The next stage in
man's relationship with animals was the choice of an animal as the
sacred symbol of their group: what is loosely called totemism.
Hunting for their necessary food, and admiring to the point of
worship a life- endowment greater than their own, from the earliest
times there was established this dual relationship that has
persisted to the present day.
Totemism has
existed, perhaps spontaneously, all over the world. But it was
strongest and most complex in Africa; and, in so far as the early
Egyptians must have been in large part of African descent, it is in
Egypt that we first see totemism turning into what we may call
religion. So strong were the vestiges of totemism that in their art
the Egyptians continually attempted to integrate man and animal.
Men, whose bodies are models of human perfection, retain the heads
of birds and animals through animal heads, especially that of the
wolf Anubis, are an obstacle to our admiration of Egyptian art: the
reverse process of the Greeks, which produced the centaur and the
harpy, seems both biologically and aesthetically a more acceptable
form of integration. But at a very early date the Egyptians evolved
the idea of the sacred animal, the equal and protector of the
god-king; and sacred animals are the subject of the first pieces of
sculpture that can, in the highest sense of the word, be described
as works of art.
Of all sacred
animals Horus was the most absolutely a god; the Horus relief in
the Louvre has the air of finality, the commanding simplicity, of a
great religious image. The other sacred animals of Egyptian art
pass down a diminishing scale of sanctity. Hathor, the cow, was
particularly favoured by certain pharaohs like Hatshepsut; the ram
was sacred to Amun, as all visitors to Karnak will be painfully
aware. Toth, the ape, was sacred but, so to say, localized, without
the universal power of Horus; the same is true of the ibis, and of
a much later arrival in the animal pantheon, also an incarnation of
Toth, the cat.
We may easily feel
that there are too many sacred animals in Egyptian art. Yet all of
them produced images of great sculptural beauty which gain some of
their power from the sacrosanct uniformity of the original idea.

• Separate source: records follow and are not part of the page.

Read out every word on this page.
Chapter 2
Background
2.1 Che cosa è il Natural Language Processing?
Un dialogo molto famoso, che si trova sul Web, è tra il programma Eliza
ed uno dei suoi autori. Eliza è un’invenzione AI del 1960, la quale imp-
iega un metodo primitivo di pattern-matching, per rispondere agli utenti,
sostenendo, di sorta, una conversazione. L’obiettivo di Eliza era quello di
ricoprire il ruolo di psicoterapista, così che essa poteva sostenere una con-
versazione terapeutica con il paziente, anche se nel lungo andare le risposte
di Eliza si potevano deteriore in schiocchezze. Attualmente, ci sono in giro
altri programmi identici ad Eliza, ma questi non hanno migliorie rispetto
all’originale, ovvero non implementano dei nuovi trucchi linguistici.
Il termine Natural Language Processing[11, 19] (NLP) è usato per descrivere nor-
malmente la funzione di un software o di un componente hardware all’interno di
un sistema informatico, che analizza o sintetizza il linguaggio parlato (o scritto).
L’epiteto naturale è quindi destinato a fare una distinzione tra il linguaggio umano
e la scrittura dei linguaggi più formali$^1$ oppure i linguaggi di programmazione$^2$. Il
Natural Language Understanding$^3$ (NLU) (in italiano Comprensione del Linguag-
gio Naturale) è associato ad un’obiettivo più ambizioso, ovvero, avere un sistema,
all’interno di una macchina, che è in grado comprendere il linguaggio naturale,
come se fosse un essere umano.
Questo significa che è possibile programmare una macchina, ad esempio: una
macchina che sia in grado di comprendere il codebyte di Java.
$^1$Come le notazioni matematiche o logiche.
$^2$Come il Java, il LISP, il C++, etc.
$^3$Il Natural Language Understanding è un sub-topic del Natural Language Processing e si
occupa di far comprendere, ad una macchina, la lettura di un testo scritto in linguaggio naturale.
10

Small variations, which may have passed, unnoticed by the believer,
were due to the fact that these images were made by artists - the
Egyptian artist was far from being the self-effacing craftsman of
other early civilizations, and knew' how to give a prototype the
life-giving force of variety.
Apart from this
greater life-endowment, there was another reason why animals were
held sacred. Their inability to speak made them mysterious. All
gods should be inscrutable. 'I am that I am.' If the Horus could
have answered the questions addressed to him or Hathor commented on
the sudden rise in her status in the Middle Kingdom, they would
have lost some of their authority.
But beyond these
godlike attributes the quantity of semi-sacred animals in ancient
Egypt owes something to a state of mind that by no means always
accompanies religioloved animals. It is evident that the Egyptian
feeling for animals was far closer to our own than that of any
other ancient people. We can see this in the reliefs that decorate
tombs around Sakkara. High officials, like Ti and Mereruka, took so
seriously the care of their flocks and herds that they covered the
walls of their tombs with scenes of husbandry. These reliefs show
that the Egyptians tried to domesticate animals of all sorts, but
succeeded only with those which are our companions today, dogs and
cats, and those which still occupy our farmyards. What a strange
operation of nature that for five thousand years man has been able
to domesticate sheep and cattle, and not roe
deer?
Cats were pets a
thousand years before they were considered sacred, and the story in
Herodotus that when a house is on fire the first thought of an
Egyptian household is to save the cats- 'they pass them from one to
another, while the house burns down' -is as much a reflection of
love as of totemism. The reliefs of animal life in Old Kingdom
tombs are inexhaustibly informative and touching. One of the most
familiar shows a farmer carrying a calf on his back with the mother
cow following and licking it. Where in the Graeco-Roman or the
Semitic world could such an incident have been sympathetically
observed and recorded?
Such were the
feelings of harmony that could be developed in the secure,
continuous pastoral life on the banks of the Nile.